Santos Francisco e Jacinta Marto


Nota Biográfica:
       Francisco Marto nasceu em Aljustrel, Fátima, no dia 11 de Junho de 1908, e sua irmã Jacinta Marto nasceu na mesma localidade, no dia 11 de Março de 1910. Na sua humilde família aprenderam a conhecer e louvar a Deus e a Virgem Maria. Em 1916 viram três vezes um Anjo e em 1917 seis vezes a Santíssima Virgem que os exortavam a rezar e a fazer penitência pela remissão dos pecados, para obter a conversão dos pecadores e a paz para o mundo. Ambos quiseram imediatamente responder com todas as suas forças a estas exortações. Inflamados cada vez mais no amor a Deus e às almas, tinham uma só aspiração: rezar e sofrer de acordo com os pedidos do Anjo e da Virgem Maria. Francisco faleceu no dia 4 de Abril de 1919 e Jacinta no dia 20 de Fevereiro de 1920. O papa João Paulo II deslocou-se a Fátima no dia 13 de Maio de 2000 para beatificar as duas primeiras crianças não mártires.
       A 13 de maio de 2017, centenário das Aparições, o Papa Francisco, em Fátima, canonizou os Pastorinhos.

Oração:
       Deus de infinita bondade, que amais a inocência e exaltais os humildes, concedei, pela intercessão da Imaculada Mãe do vosso Filho, que, à imitação dos bem-aventurados Francisco e Jacinta, Vos sirvamos na simplicidade de coração, para podermos entrar no reino dos Céus. Por Nosso Senhor Jesus Cristo, vosso Filho, que é Deus convosco na unidade do Espírito Santo.
Da Homilia de João Paulo II, na Missa da Beatificação de Francisco e Jacinta Marto no dia 13 de Maio 2000, em Fátima

Os pequeninos privilegiados do Pai

Eu te bendigo, ó Pai, porque escondeste estas verdades aos sábios e inteligentes e as revelastes aos pequeninos.
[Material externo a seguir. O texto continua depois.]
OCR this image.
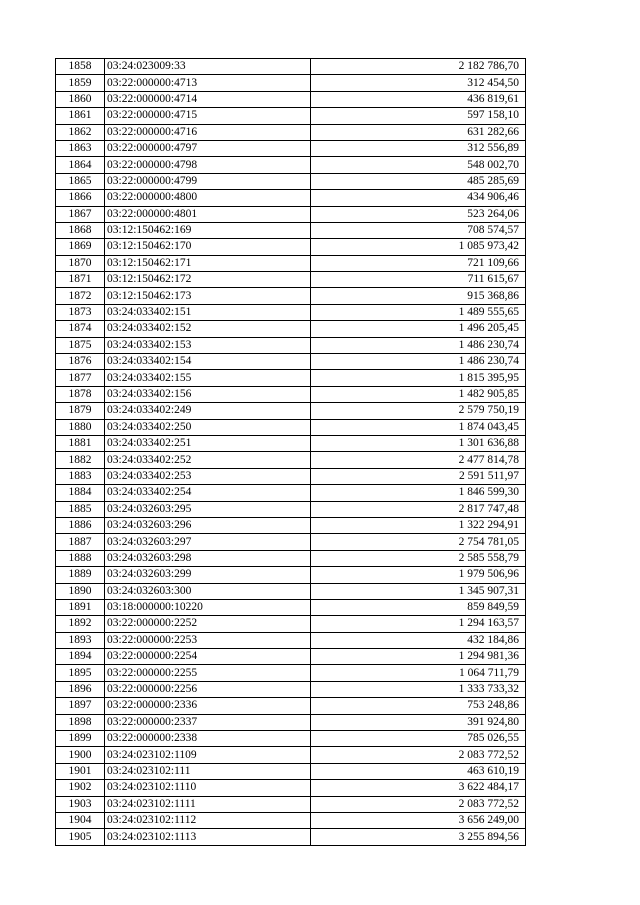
1858	03:24:023009:33	2 182 786,70
1859	03:22:000000:4713	312 454,50
1860	03:22:000000:4714	436 819,61
1861	03:22:000000:4715	597 158,10
1862	03:22:000000:4716	631 282,66
1863	03:22:000000:4797	312 556,89
1864	03:22:000000:4798	548 002,70
1865	03:22:000000:4799	485 285,69
1866	03:22:000000:4800	434 906,46
1867	03:22:000000:4801	523 264,06
1868	03:12:150462:169	708 574,57
1869	03:12:150462:170	1 085 973,42
1870	03:12:150462:171	721 109,66
1871	03:12:150462:172	711 615,67
1872	03:12:150462:173	915 368,86
1873	03:24:033402:151	1 489 555,65
1874	03:24:033402:152	1 496 205,45
1875	03:24:033402:153	1 486 230,74
1876	03:24:033402:154	1 486 230,74
1877	03:24:033402:155	1 815 395,95
1878	03:24:033402:156	1 482 905,85
1879	03:24:033402:249	2 579 750,19
1880	03:24:033402:250	1 874 043,45
1881	03:24:033402:251	1 301 636,88
1882	03:24:033402:252	2 477 814,78
1883	03:24:033402:253	2 591 511,97
1884	03:24:033402:254	1 846 599,30
1885	03:24:032603:295	2 817 747,48
1886	03:24:032603:296	1 322 294,91
1887	03:24:032603:297	2 754 781,05
1888	03:24:032603:298	2 585 558,79
1889	03:24:032603:299	1 979 506,96
1890	03:24:032603:300	1 345 907,31
1891	03:18:000000:10220	859 849,59
1892	03:22:000000:2252	1 294 163,57
1893	03:22:000000:2253	432 184,86
1894	03:22:000000:2254	1 294 981,36
1895	03:22:000000:2255	1 064 711,79
1896	03:22:000000:2256	1 333 733,32
1897	03:22:000000:2336	753 248,86
1898	03:22:000000:2337	391 924,80
1899	03:22:000000:2338	785 026,55
1900	03:24:023102:1109	2 083 772,52
1901	03:24:023102:111	463 610,19
1902	03:24:023102:1110	3 622 484,17
1903	03:24:023102:1111	2 083 772,52
1904	03:24:023102:1112	3 656 249,00
1905	03:24:023102:1113	3 255 894,56
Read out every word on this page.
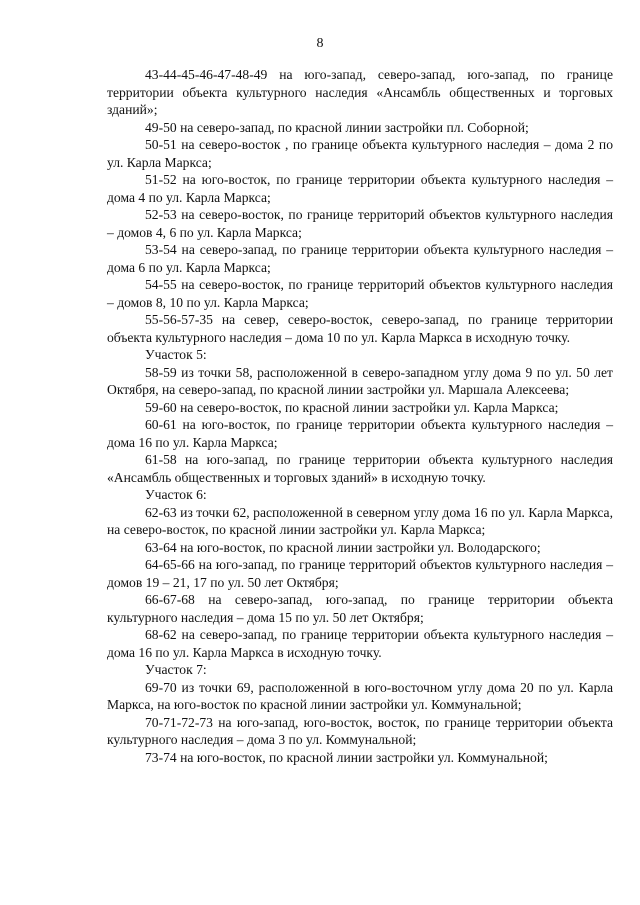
8

43-44-45-46-47-48-49 на юго-запад, северо-запад, юго-запад, по границе территории объекта культурного наследия «Ансамбль общественных и торговых зданий»;

49-50 на северо-запад, по красной линии застройки пл. Соборной;

50-51 на северо-восток , по границе объекта культурного наследия – дома 2 по ул. Карла Маркса;

51-52 на юго-восток, по границе территории объекта культурного наследия – дома 4 по ул. Карла Маркса;

52-53 на северо-восток, по границе территорий объектов культурного наследия – домов 4, 6 по ул. Карла Маркса;

53-54 на северо-запад, по границе территории объекта культурного наследия – дома 6 по ул. Карла Маркса;

54-55 на северо-восток, по границе территорий объектов культурного наследия – домов 8, 10 по ул. Карла Маркса;

55-56-57-35 на север, северо-восток, северо-запад, по границе территории объекта культурного наследия – дома 10 по ул. Карла Маркса в исходную точку.

Участок 5:

58-59 из точки 58, расположенной в северо-западном углу дома 9 по ул. 50 лет Октября, на северо-запад, по красной линии застройки ул. Маршала Алексеева;

59-60 на северо-восток, по красной линии застройки ул. Карла Маркса;

60-61 на юго-восток, по границе территории объекта культурного наследия – дома 16 по ул. Карла Маркса;

61-58 на юго-запад, по границе территории объекта культурного наследия «Ансамбль общественных и торговых зданий» в исходную точку.

Участок 6:

62-63 из точки 62, расположенной в северном углу дома 16 по ул. Карла Маркса, на северо-восток, по красной линии застройки ул. Карла Маркса;

63-64 на юго-восток, по красной линии застройки ул. Володарского;

64-65-66 на юго-запад, по границе территорий объектов культурного наследия – домов 19 – 21, 17 по ул. 50 лет Октября;

66-67-68 на северо-запад, юго-запад, по границе территории объекта культурного наследия – дома 15 по ул. 50 лет Октября;

68-62 на северо-запад, по границе территории объекта культурного наследия – дома 16 по ул. Карла Маркса в исходную точку.

Участок 7:

69-70 из точки 69, расположенной в юго-восточном углу дома 20 по ул. Карла Маркса, на юго-восток по красной линии застройки ул. Коммунальной;

70-71-72-73 на юго-запад, юго-восток, восток, по границе территории объекта культурного наследия – дома 3 по ул. Коммунальной;

73-74 на юго-восток, по красной линии застройки ул. Коммунальной;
Com estas palavras, Jesus louva os desígnios do Pai celeste: Sim, Pai, Eu Te bendigo, porque assim foi do Teu agrado. Quiseste abrir o Reino aos pequeninos. Por desígnio divino, veio do céu a esta terra, à procura dos pequeninos privilegiados do Pai, uma mulher revestida com o Sol. Fala-lhes com voz e coração de Mãe: convida-os a oferecerem-se como vítimas de reparação, oferecendo-se ela para os conduzir, seguros, até Deus. Foi então que das suas mãos maternais saiu uma luz que os penetrou intimamente, sentindo-se imersos em Deus como quando uma pessoa – explicam eles – se contempla num espelho. Mais tarde, Francisco, um dos três privilegiados, exclamava: nós estávamos a arder naquela luz que é Deus e não nos queimávamos. Como é Deus? Não se pode dizer. Isto sim que a gente não pode dizer. Deus: uma luz que arde mas não queima. A mesma sensação teve Moisés quando viu Deus na sarça ardente.
Ao beato Francisco, o que mais o impressionava e absorvia era Deus naquela luz imensa que penetrara no íntimo dos três. Na sua vida, dá-se uma transformação que poderíamos chamar radical; uma transformação certamente não comum em crianças da sua idade. Entrega-se a uma vida espiritual intensa que se traduz em oração assídua e fervorosa, chegando a uma verdadeira forma de união mística com o Senhor. Isto mesmo leva-o a uma progressiva purificação do espírito através da renúncia aos seus gostos e até às brincadeiras inocentes de criança. Suportou os grandes sofrimentos da doença que o levou à morte, sem nunca se lamentar. Grande era no pequeno Francisco, o desejo de reparar as ofensas dos pecadores, esforçando-se por ser bom e oferecendo sacrifícios e oração. E Jacinta sua irmã, quase dois anos mais nova que ele, vivia animada pelos mesmos sentimentos.
Na sua solicitude materna, a Santíssima Virgem veio a Fátima, pedir aos homens para não ofenderem mais a Deus Nosso Senhor, que já está muito ofendido. Dizia aos pastorinhos: Rezai, rezai muito e fazei sacrifícios pelos pecadores, que vão muitas almas para o inferno por não haver que se sacrifique e peça por elas.
A pequena Jacinta sentiu e viveu como própria esta aflição de Nossa Senhora, oferecendo-se heroicamente como vítima pelos pecadores. Um dia – já ela e Francisco tinham contraído a doença que os obrigava a estarem de cama – a Virgem Maria veio visitá-los a casa, como conta a pequenita: Nossa Senhora veio-nos ver e diz que vem buscar o Francisco muito em breve para o céu. E a mim perguntou-me se queria ainda converter mais pecadores. Disse-lhe que sim. E, ao aproximar-se o momento da partida do Francisco, Jacinta recomenda-lhe: Dá muitas saudades minhas a Nosso Senhor e a Nossa Senhora e diz-lhes que sofro tudo quanto Eles quiserem para converter os pecadores. Jacinta ficara tão impressionada com a visão do inferno, durante a aparição de treze de Julho, que nenhumas mortificação e penitência era demais para salvar os pecadores.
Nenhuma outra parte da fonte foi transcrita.